Do you like to join book clubs? Because that is what it is. Research is an important part of the hobby. The best way to get it is to join a club so you have more than one input. Your book club is just one author maybe good for a beginner but you may quickly outgrow it. What I did was join a forum and shared my information.


----------



## Cycleops (Dec 6, 2014)

$27 seems a bit thick. See what Kalmbach (Model Railroader) has to offer from their large range of titles and see how they compare.https://kalmbachhobbystore.com/products/books?filter.hobby category=2013356bf82046d8b28043091e8d7520


----------



## johnfl68 (Feb 1, 2015)

So much good free information on the Internet for this hobby.
Spend some time looking around this forum, videos on YouTube, searching for things online, there is a lot out there.
Save your money and spend it on rolling stock or something you need for the hobby.
And have fun!


----------



## raleets (Jan 2, 2011)

I thoroughly enjoy the modeling tips and videos Allistair Lee sends me two or three times each week.
Very interesting and amusing, but I've not spent one cent on any of his offerings to date.
As others have stated, there's tons of FREE stuff out there, including this great forum.
Enjoy,
Bob


----------



## DonR (Oct 18, 2012)

I have not seen any of the Alistaire Lee publications. But I do know
the treasure trove of valid information that you can find right here on
the forum. And it's free. Not only that, but when you have something
you don't understand, or want to know more about, our members have
decades of model train experience in all scales that you can call on.

Don


----------



## CTValleyRR (Jul 26, 2014)

It is not a scam, in that you will get a product for your money. However, Mr. Lee is not a recognized expert on the subject, nor is anything I've seen in his samples anything that doesn't get mentioned here a couple of times a day.

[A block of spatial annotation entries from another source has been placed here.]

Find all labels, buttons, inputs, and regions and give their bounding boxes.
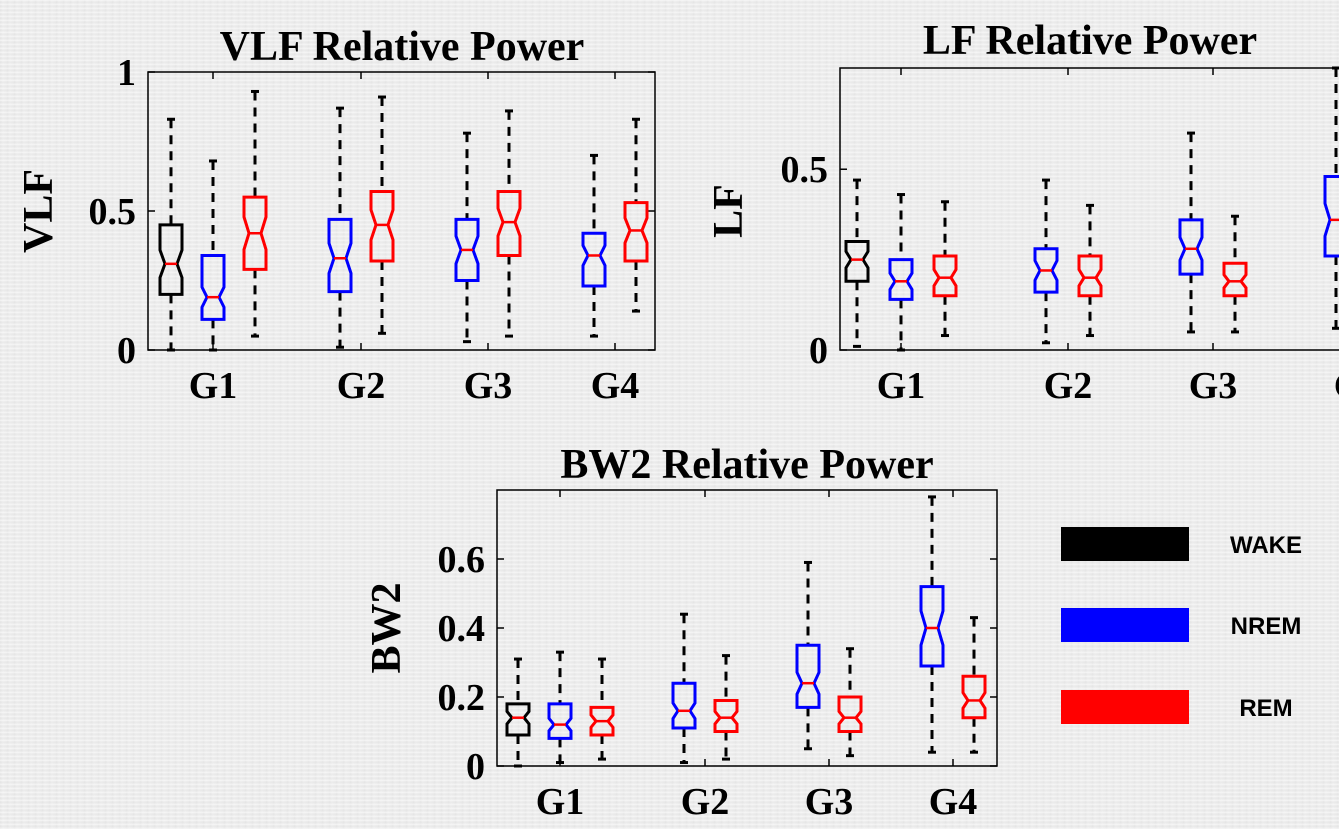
plot-area: G1 G2 G3 G4 [496, 489, 998, 823]
legend: WAKE NREM REM [1061, 527, 1302, 724]
box-g1-nrem [200, 159, 226, 352]
box-body [589, 705, 615, 737]
box-body [369, 190, 395, 263]
box-g4-nrem [1323, 66, 1339, 330]
box-g2-nrem [327, 106, 353, 349]
box-body [454, 217, 480, 282]
box-body [200, 253, 226, 321]
box-body [961, 674, 987, 720]
box-body [505, 702, 531, 737]
y-tick-label: 0 [466, 746, 485, 788]
legend-label-rem: REM [1239, 695, 1292, 722]
y-tick-label: 0 [117, 330, 136, 372]
box-body [919, 585, 945, 668]
box-body [496, 190, 522, 257]
box-g1-wake [844, 178, 870, 348]
y-axis-label: LF [706, 184, 752, 238]
box-g1-wake [158, 117, 184, 352]
box-g3-nrem [795, 560, 821, 751]
box-g3-rem [837, 647, 863, 758]
box-body [671, 681, 697, 730]
chart-title: LF Relative Power [923, 18, 1257, 64]
box-g1-wake [505, 657, 531, 768]
box-body [623, 201, 649, 263]
box-g1-nrem [547, 650, 573, 765]
legend-swatch-wake [1061, 527, 1189, 561]
legend-swatch-rem [1061, 690, 1189, 724]
axes-box [839, 67, 1339, 351]
plot-area: G1 G2 G3 G4 [147, 71, 656, 407]
box-body [1033, 247, 1059, 294]
y-tick-label: 0.6 [438, 539, 486, 581]
box-body [888, 258, 914, 301]
box-g4-nrem [919, 495, 945, 754]
y-tick-label: 0.5 [781, 149, 829, 191]
y-tick-label: 0 [809, 330, 828, 372]
box-g2-rem [369, 95, 395, 335]
box-g2-nrem [1033, 178, 1059, 345]
box-g1-rem [589, 657, 615, 761]
chart-title: VLF Relative Power [220, 24, 585, 70]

It's a lot of marketing hype, too. A lot of his secret tricks are NMRA recommended practices. He may have collected a lot of data in one place, but nothing you can't find elsewhere. For my money, though, that same $27 will buy you a couple of Kalmbach books, which are not only written by recognized experts, but they're edited by knowledgeable people as well.

So, while it isn't a scam, I wouldn't waste MY hard earned dollars on it.


----------



## CTValleyRR (Jul 26, 2014)

And also, you won't be a beginner forever. By the time you've spent a couple hundred bucks, all that material will be second nature to you.


----------



## gunrunnerjohn (Nov 10, 2010)

I abhor stuff like this, they're just trying to suck you into forever shelling out $27/mo. Add it up, they're asking you to commit $324 a year! Think of what you can buy with that after you suck up all the free information available on the Internet.


----------



## MtRR75 (Nov 27, 2013)

The Kalmbach books helped me get started. Forum info filled in the gaps.


----------



## allenjay (Dec 22, 2015)

*summation*

gunner i think you hit the nail on the head
thanks



gunrunnerjohn said:


> I abhor stuff like this, they're just trying to suck you into forever shelling out $27/mo. Add it up, they're asking you to commit $324 a year! Think of what you can buy with that after you suck up all the free information available on the Internet.


----------



## gunrunnerjohn (Nov 10, 2010)

Apparently, my work is finished here.


----------



## allenjay (Dec 22, 2015)

*finished??*

i doubt that. So many uninformed of us out there. Your job to spread the word









gunrunnerjohn said:


> Apparently, my work is finished here.


----------



## gunrunnerjohn (Nov 10, 2010)

I was referring to this thread.


----------



## cv_acr (Oct 28, 2011)

I love how his site pitches "learn *closely-guarded secrets*".

I don't know too many guys that "closely guard" their "secret" ways of doing things. Most of the guys I know are more than willing to share how they did something. They might not have written a book or article about it, but would certainly tell you if asked.


----------



## cv_acr (Oct 28, 2011)

Actually.. is this Alastair Lee actually connected with the "Model Trains for Beginners" or are they two different things?

Looks like two different things, but there might be a few things connected:

http://modeltrainsforbeginners.com/mtfb1/
http://modelrailroadlayoutsandscenery.com/


----------



## CTValleyRR (Jul 26, 2014)

Actually, you may be right. The Model Trains for Beginners -- the overpriced and excessively hyped product appears to be from someone named Dan Morgan. 

Alistair Lee appears -- at least in the link you provided -- to be in the business of collecting tips and publishing them free on his site, rather than asking for money (the issue of on-site advertising aside). At least to me, that's a much different story. 

I assumed (yes, I know) that the OP provided an accurate identity of the author. I did not see anything on Mr Lee's site, in the 3 minutes I poked around, asking for money or a subscription. If that's the case, I'm ok with him. He's as much an expert as the majority of us (in that he's been doing it for a while).


----------